EmitenNews.com - Dalam pidato berdurasi sekitar 1 jam dan 45 menit, di parlemen, Jumat (14/8/2026), Presiden Prabowo Subianto memaparkan sejumlah pencapaian pemerintahannya. Prabowo didampingi Wapres Gibran Rakabuming Raka, mengungkapkan pemerintahannya yang telah berjalan selama 21 bulan atau 663 hari telah mengeluarkan 121 kebijakan transformatif. 

Berbicara dalam Sidang Tahunan MPR serta Sidang Bersama DPR dan DPD itu, Presiden juga mengemukakan Rancangan APBN 2027, yang naik 6,6% menjadi Rp4.972,2 triliun. Pemerintah memperkirakan defisit APBN justru turun 2,6%, dari Rp689,1 triliun menjadi Rp 671,2 triliun. Rasio defisit terhadap PDB turun 0,28 poin dari 2,68% menjadi 2,40%.

Menjelaskan hal tersebut Menteri Keuangan Purbaya Yudhi Sadewa mengatakan defisit APBN 2027 akan tetap terjaga di bawah 3%, meskipun Rancangan APBN 2027 yang dibacakan Presiden Prabowo Subianto naik 6,6% menjadi Rp 4.972,2 triliun.
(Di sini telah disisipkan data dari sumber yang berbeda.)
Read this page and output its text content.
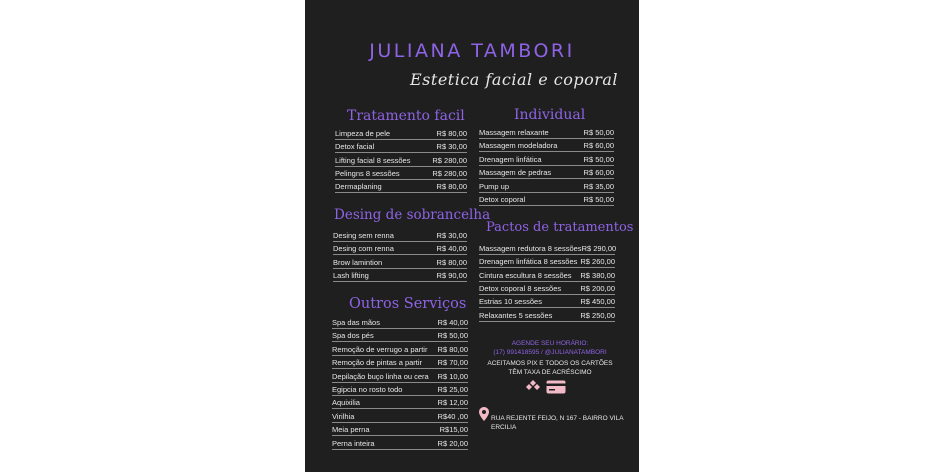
JULIANA TAMBORI
Estetica facial e coporal
Tratamento facil
Limpeza de pele	R$ 80,00
Detox facial	R$ 30,00
Lifting facial 8 sessões	R$ 280,00
Pelingns 8 sessões	R$ 280,00
Dermaplaning	R$ 80,00
Individual
Massagem relaxante	R$ 50,00
Massagem modeladora	R$ 60,00
Drenagem linfática	R$ 50,00
Massagem de pedras	R$ 60,00
Pump up	R$ 35,00
Detox coporal	R$ 50,00
Desing de sobrancelha
Desing sem renna	R$ 30,00
Desing com renna	R$ 40,00
Brow lamintion	R$ 80,00
Lash lifting	R$ 90,00
Pactos de tratamentos
Massagem redutora 8 sessões R$ 290,00
Drenagem linfática 8 sessões R$ 260,00
Cintura escultura 8 sessões R$ 380,00
Detox coporal 8 sessões	R$ 200,00
Estrias 10 sessões	R$ 450,00
Relaxantes 5 sessões	R$ 250,00
Outros Serviços
Spa das mãos	R$ 40,00
Spa dos pés	R$ 50,00
Remoção de verrugo a partir R$ 80,00
Remoção de pintas a partir R$ 70,00
Depilação buço linha ou cera R$ 10,00
Egipcia no rosto todo	R$ 25,00
Aquixilia	R$ 12,00
Virilhia	R$40 ,00
Meia perna	R$15,00
Perna inteira	R$ 20,00
AGENDE SEU HORÁRIO:
(17) 991418595 / @JULIANATAMBORI
ACEITAMOS PIX E TODOS OS CARTÕES
TÊM TAXA DE ACRÉSCIMO
RUA REJENTE FEIJO, N 167 - BAIRRO VILA ERCILIA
Menkeu Purbaya mengungkapkan, kenaikan APBN 2027 yang tembus angka Rp4.000 triliun masih aman, mengingat proyeksi setoran pajak 2027 juga dipatok naik 12,1% menjadi Rp2.591,4 triliun.
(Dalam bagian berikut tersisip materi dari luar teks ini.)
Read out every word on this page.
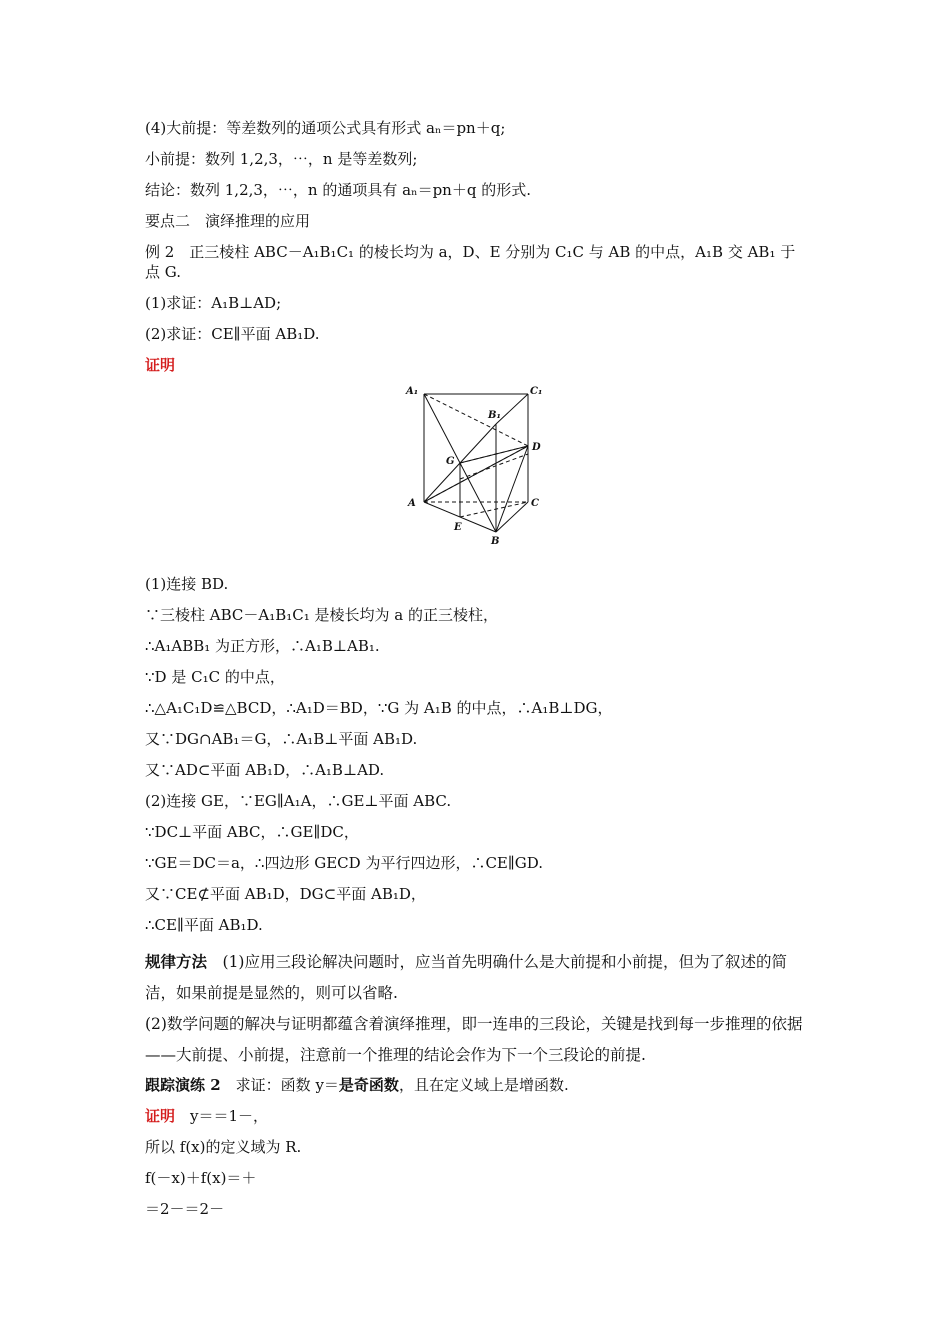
(4)大前提：等差数列的通项公式具有形式 aₙ＝pn＋q;
小前提：数列 1,2,3，⋯，n 是等差数列;
结论：数列 1,2,3，⋯，n 的通项具有 aₙ＝pn＋q 的形式.
要点二　演绎推理的应用
例 2　正三棱柱 ABC－A₁B₁C₁ 的棱长均为 a，D、E 分别为 C₁C 与 AB 的中点，A₁B 交 AB₁ 于点 G.
(1)求证：A₁B⊥AD;
(2)求证：CE∥平面 AB₁D.
证明
A₁	C₁
B₁
D
G
A	C
E
B
(1)连接 BD.
∵三棱柱 ABC－A₁B₁C₁ 是棱长均为 a 的正三棱柱，
∴A₁ABB₁ 为正方形，∴A₁B⊥AB₁.
∵D 是 C₁C 的中点，
∴△A₁C₁D≌△BCD，∴A₁D＝BD，∵G 为 A₁B 的中点，∴A₁B⊥DG，
又∵DG∩AB₁＝G，∴A₁B⊥平面 AB₁D.
又∵AD⊂平面 AB₁D，∴A₁B⊥AD.
(2)连接 GE，∵EG∥A₁A，∴GE⊥平面 ABC.
∵DC⊥平面 ABC，∴GE∥DC，
∵GE＝DC＝a，∴四边形 GECD 为平行四边形，∴CE∥GD.
又∵CE⊄平面 AB₁D，DG⊂平面 AB₁D，
∴CE∥平面 AB₁D.
规律方法  (1)应用三段论解决问题时，应当首先明确什么是大前提和小前提，但为了叙述的简洁，如果前提是显然的，则可以省略.
(2)数学问题的解决与证明都蕴含着演绎推理，即一连串的三段论，关键是找到每一步推理的依据——大前提、小前提，注意前一个推理的结论会作为下一个三段论的前提.
跟踪演练 2  求证：函数 y＝是奇函数，且在定义域上是增函数.
证明  y＝＝1－，
所以 f(x)的定义域为 R.
f(－x)＋f(x)＝＋
＝2－＝2－
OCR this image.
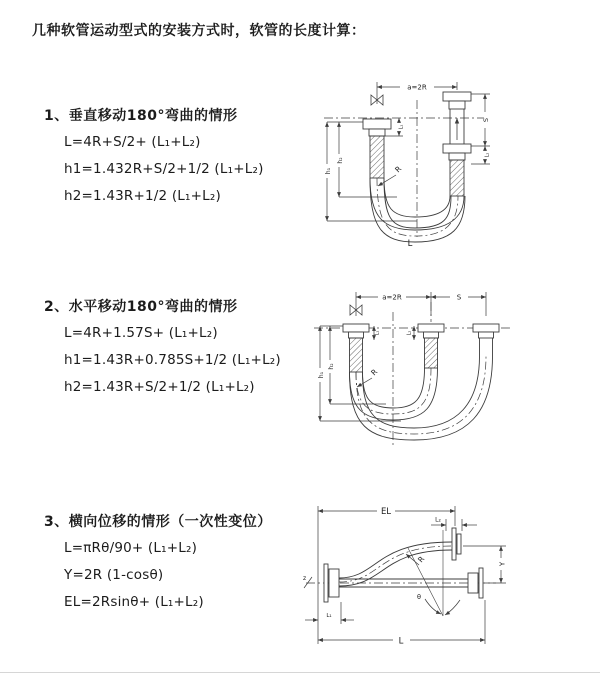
几种软管运动型式的安装方式时，软管的长度计算：
1、垂直移动180°弯曲的情形
L=4R+S/2+ (L₁+L₂)
h1=1.432R+S/2+1/2 (L₁+L₂)
h2=1.43R+1/2 (L₁+L₂)
2、水平移动180°弯曲的情形
L=4R+1.57S+ (L₁+L₂)
h1=1.43R+0.785S+1/2 (L₁+L₂)
h2=1.43R+S/2+1/2 (L₁+L₂)
3、横向位移的情形（一次性变位）
L=πRθ/90+ (L₁+L₂)
Y=2R (1-cosθ)
EL=2Rsinθ+ (L₁+L₂)
a=2R
S
L₂
L₁
h₁
h₂
R
L
a=2R	S
h₁
h₂
L₁	L₂
R
EL
L₂
Y
R
θ
L
L₁
z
Dalam keterangan sebelumnya, Purbaya mengatakan penerimaan pajak hingga akhir Juli 2026 masih tumbuh lebih dari 23% dibandingkan periode yang sama tahun lalu. Tren pertumbuhan setoran pajak ini diprediksi akan berlanjut pada 2027.

"Pajak dengan keadaan sekarang kan sudah tumbuh. Bisa diperkirakan, defisit 2,40%. Penerimaan pajak kelihatannya akan membaik. Kalau sama dengan sekarang saja, bisa lebih bagus daripada yang direncanakan itu," kata Purbaya, Jumat (14/8/2026).

Purbaya mengemukakan, tax ratio kemungkinan akan naik bukan 9,3%, bahkan sangat mungkin lebih. “Kalau rokok masuk, ada tambahan lagi sedikit nanti. Kalau pertumbuhan ekonomi lebih cepat juga kita akan dapatkan pajak lebih banyak lagi. Jadi kita akan kerjakan itu."

Pemerintah akan selalu memonitor kondisi APBN dari bulan ke bulan. Jika sewaktu-waktu dibutuhkan efisiensi, maka pemerintah akan menetapkan efisiensi.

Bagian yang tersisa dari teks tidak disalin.